Reflections on life at “De Witte Wand”…

Murder In Amsterdam

Here’s a book review that makes me want to go out and buy the book immediately (or, this being the Internet age, go to Amazon and click). The book in question is Ian Buruma’s Murder in Amsterdam: The Death of Theo van Gogh and the Limits of Tolerance.
 
The book gets a glowing review. Interesting that Buruma is another observer who sees characters such as Bouyeri (van Gogh’s murderer) as self-loathing losers.

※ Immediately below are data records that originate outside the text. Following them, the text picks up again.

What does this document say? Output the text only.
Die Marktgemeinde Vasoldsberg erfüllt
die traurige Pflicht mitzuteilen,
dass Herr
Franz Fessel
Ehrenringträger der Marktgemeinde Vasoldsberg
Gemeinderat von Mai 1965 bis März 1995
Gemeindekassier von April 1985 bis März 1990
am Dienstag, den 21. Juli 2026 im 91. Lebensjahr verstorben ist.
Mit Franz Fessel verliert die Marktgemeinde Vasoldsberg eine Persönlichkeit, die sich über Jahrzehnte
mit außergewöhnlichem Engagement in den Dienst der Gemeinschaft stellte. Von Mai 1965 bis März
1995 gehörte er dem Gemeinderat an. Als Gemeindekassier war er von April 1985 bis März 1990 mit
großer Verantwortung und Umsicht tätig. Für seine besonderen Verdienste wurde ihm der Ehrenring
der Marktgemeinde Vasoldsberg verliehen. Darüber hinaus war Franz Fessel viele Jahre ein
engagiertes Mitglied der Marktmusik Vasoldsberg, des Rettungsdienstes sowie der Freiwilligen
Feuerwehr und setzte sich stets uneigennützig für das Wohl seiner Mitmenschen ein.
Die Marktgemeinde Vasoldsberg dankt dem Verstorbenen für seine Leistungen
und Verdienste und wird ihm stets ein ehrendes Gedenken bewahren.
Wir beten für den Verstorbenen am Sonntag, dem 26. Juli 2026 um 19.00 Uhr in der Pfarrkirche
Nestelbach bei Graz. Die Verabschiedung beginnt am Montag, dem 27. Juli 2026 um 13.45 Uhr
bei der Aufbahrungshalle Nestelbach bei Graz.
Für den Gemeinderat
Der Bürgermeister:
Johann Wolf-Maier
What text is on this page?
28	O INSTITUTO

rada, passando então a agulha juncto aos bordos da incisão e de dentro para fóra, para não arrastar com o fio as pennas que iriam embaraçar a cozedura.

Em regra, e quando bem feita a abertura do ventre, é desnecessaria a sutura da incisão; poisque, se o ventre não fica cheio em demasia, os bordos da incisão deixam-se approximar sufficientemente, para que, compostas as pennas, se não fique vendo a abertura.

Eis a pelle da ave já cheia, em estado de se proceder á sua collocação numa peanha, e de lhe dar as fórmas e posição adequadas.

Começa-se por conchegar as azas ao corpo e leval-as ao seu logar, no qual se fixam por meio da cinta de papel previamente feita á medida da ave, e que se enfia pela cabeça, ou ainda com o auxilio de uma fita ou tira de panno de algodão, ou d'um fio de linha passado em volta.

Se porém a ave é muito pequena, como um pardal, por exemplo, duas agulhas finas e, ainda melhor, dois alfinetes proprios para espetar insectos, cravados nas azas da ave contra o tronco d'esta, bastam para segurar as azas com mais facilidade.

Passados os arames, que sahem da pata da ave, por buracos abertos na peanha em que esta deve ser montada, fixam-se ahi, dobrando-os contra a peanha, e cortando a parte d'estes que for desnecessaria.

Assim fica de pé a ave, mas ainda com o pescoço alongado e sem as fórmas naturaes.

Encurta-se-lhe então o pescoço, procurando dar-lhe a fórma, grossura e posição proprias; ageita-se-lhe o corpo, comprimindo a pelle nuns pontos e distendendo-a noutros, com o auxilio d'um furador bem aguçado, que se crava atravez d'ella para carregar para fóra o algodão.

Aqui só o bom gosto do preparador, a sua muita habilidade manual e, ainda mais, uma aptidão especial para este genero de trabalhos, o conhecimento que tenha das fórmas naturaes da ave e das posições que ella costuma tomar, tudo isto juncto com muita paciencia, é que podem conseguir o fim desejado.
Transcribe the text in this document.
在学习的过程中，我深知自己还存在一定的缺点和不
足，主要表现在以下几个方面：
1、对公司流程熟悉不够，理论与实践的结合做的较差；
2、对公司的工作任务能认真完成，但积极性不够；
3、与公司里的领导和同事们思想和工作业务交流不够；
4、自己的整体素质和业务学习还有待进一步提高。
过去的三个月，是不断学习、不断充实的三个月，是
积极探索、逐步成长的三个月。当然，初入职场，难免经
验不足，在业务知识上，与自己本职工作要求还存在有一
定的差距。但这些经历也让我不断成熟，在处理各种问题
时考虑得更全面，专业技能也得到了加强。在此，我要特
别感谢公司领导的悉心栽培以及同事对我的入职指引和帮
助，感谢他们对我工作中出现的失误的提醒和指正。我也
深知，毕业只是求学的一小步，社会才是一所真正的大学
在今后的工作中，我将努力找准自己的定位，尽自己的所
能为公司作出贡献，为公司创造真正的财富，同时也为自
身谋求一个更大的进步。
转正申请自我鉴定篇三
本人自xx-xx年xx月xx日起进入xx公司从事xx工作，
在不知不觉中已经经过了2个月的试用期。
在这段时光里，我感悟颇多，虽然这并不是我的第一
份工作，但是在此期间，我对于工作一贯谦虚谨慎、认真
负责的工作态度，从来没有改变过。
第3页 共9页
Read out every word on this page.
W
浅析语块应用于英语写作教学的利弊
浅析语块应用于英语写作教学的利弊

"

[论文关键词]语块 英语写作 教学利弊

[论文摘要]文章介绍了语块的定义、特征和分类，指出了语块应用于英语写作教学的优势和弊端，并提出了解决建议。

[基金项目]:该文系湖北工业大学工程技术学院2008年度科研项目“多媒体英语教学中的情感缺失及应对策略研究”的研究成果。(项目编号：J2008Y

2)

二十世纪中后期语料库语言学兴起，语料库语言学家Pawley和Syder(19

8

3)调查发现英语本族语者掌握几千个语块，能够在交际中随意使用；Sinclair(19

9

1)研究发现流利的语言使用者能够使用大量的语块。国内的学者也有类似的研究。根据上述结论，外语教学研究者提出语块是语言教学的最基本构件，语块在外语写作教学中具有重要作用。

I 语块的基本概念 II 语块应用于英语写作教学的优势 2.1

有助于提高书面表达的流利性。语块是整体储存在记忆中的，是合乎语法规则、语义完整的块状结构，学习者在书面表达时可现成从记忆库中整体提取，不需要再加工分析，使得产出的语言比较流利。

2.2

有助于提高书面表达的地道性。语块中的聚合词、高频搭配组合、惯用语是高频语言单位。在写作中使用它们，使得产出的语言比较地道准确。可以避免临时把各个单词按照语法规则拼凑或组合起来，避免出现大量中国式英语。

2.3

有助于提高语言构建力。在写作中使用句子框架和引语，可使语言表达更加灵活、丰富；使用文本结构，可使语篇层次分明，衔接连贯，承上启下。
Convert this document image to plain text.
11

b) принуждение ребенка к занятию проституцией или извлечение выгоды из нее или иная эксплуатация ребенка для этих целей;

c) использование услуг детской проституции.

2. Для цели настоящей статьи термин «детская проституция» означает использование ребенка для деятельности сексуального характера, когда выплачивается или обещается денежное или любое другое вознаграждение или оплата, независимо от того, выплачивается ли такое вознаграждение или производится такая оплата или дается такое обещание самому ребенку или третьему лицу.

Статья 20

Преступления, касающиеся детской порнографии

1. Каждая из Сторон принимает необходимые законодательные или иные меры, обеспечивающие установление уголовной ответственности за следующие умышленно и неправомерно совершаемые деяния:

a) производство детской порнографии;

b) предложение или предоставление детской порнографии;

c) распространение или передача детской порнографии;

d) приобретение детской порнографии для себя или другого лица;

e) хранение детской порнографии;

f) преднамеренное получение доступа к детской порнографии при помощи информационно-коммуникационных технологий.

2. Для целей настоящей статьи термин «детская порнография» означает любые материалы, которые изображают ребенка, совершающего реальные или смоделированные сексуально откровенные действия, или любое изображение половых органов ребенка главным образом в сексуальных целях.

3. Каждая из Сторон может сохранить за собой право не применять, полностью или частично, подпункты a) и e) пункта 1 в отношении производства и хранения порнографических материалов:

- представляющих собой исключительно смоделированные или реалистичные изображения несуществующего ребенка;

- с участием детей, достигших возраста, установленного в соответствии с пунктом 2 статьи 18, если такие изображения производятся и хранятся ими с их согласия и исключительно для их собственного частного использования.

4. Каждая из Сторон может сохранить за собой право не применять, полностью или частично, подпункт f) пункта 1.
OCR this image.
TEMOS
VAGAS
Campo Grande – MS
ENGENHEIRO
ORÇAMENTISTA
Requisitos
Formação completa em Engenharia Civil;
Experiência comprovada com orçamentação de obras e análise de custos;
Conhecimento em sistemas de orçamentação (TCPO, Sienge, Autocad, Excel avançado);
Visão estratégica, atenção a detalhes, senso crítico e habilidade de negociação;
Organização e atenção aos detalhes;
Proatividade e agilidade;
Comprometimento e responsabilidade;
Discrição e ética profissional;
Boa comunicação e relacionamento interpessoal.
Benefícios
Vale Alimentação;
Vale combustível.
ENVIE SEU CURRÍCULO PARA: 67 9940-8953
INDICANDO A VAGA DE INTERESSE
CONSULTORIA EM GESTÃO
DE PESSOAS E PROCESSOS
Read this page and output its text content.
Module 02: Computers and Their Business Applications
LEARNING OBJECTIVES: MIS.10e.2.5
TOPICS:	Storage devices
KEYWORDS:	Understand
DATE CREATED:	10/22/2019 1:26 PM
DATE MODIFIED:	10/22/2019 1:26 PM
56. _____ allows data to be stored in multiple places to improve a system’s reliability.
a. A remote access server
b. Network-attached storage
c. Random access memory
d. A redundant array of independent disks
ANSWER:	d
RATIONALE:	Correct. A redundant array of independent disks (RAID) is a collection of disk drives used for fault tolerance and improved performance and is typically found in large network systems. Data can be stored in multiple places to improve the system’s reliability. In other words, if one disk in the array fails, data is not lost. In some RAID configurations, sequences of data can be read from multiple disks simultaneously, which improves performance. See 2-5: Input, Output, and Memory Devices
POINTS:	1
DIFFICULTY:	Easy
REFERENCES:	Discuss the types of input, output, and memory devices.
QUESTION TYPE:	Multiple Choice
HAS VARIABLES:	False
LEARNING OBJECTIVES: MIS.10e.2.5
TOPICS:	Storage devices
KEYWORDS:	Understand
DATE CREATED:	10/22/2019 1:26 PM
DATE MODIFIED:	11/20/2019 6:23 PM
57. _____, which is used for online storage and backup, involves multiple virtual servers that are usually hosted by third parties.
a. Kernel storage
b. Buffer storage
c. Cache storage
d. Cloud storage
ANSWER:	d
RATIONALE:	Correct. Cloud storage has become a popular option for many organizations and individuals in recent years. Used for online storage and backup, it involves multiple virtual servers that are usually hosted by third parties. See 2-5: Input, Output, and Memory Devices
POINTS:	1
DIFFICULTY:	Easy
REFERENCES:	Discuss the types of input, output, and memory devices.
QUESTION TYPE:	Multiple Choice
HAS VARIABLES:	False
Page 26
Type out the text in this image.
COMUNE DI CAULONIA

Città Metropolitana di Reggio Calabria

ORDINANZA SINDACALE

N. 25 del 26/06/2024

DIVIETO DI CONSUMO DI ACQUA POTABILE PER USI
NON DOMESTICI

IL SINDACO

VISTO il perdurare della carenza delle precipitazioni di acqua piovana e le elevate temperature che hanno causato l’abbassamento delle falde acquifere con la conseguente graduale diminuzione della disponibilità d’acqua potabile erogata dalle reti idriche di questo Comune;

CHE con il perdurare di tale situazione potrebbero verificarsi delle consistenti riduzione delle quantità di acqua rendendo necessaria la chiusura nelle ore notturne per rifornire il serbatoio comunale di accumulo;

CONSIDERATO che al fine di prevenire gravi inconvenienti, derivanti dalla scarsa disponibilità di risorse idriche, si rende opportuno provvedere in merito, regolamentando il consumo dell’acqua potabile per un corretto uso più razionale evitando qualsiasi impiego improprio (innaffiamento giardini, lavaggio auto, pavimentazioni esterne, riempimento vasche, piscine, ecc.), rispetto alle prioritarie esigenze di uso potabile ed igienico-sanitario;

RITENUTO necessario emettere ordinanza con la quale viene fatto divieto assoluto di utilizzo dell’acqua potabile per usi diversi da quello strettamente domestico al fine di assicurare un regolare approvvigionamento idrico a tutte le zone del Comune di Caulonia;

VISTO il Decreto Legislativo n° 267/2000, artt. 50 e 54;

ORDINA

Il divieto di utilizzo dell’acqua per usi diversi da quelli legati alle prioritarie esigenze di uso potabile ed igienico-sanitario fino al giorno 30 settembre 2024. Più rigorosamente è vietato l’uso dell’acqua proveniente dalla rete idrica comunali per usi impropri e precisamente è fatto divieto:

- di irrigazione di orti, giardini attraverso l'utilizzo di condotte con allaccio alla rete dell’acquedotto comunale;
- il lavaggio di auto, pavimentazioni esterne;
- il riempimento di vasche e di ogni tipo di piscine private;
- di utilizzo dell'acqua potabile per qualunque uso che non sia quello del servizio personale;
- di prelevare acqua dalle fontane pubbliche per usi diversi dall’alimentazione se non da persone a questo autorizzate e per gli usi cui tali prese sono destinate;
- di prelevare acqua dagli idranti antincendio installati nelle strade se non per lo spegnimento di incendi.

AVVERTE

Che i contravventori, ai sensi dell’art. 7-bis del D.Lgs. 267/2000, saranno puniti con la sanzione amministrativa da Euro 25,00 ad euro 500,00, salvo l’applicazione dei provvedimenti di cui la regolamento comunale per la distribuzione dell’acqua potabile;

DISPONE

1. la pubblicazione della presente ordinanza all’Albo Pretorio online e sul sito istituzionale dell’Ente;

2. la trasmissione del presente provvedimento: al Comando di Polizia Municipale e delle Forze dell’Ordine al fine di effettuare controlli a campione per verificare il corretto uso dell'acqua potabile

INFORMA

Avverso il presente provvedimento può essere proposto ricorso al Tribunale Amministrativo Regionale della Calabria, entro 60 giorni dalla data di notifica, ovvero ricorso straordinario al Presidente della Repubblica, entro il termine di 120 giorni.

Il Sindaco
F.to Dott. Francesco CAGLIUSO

As the reviewer (Claire Berlinski) writes:
Buruma finds him virtually the embodiment of the archetype described by the German writer Hans Magnus Enzensberger as "the radical loser": young, talentless, self-pitying; a man whose loathing of himself could be converted with only scant coaxing into a violent loathing of others. (This character was also foreshadowed, of course, over and over again, in Dostoevsky’s Notes from the Underground.) Bouyeri was pudgy. He was no good at sports. Dutch women snubbed him. His parents, bewildered immigrants from a remote village in the Moroccan Rif mountains, appeared to him whipped, subservient, humiliated.
The review itself is worth reading – it looks as if Buruma has captured aspects of multicultural Dutch society and pinned them like butterflies onto his specimen board for us to gaze at and ponder on. They are not always a pleasant sight. And Buruma apparently offers no solutions. But understanding what we are dealing with is the first step in the right direction.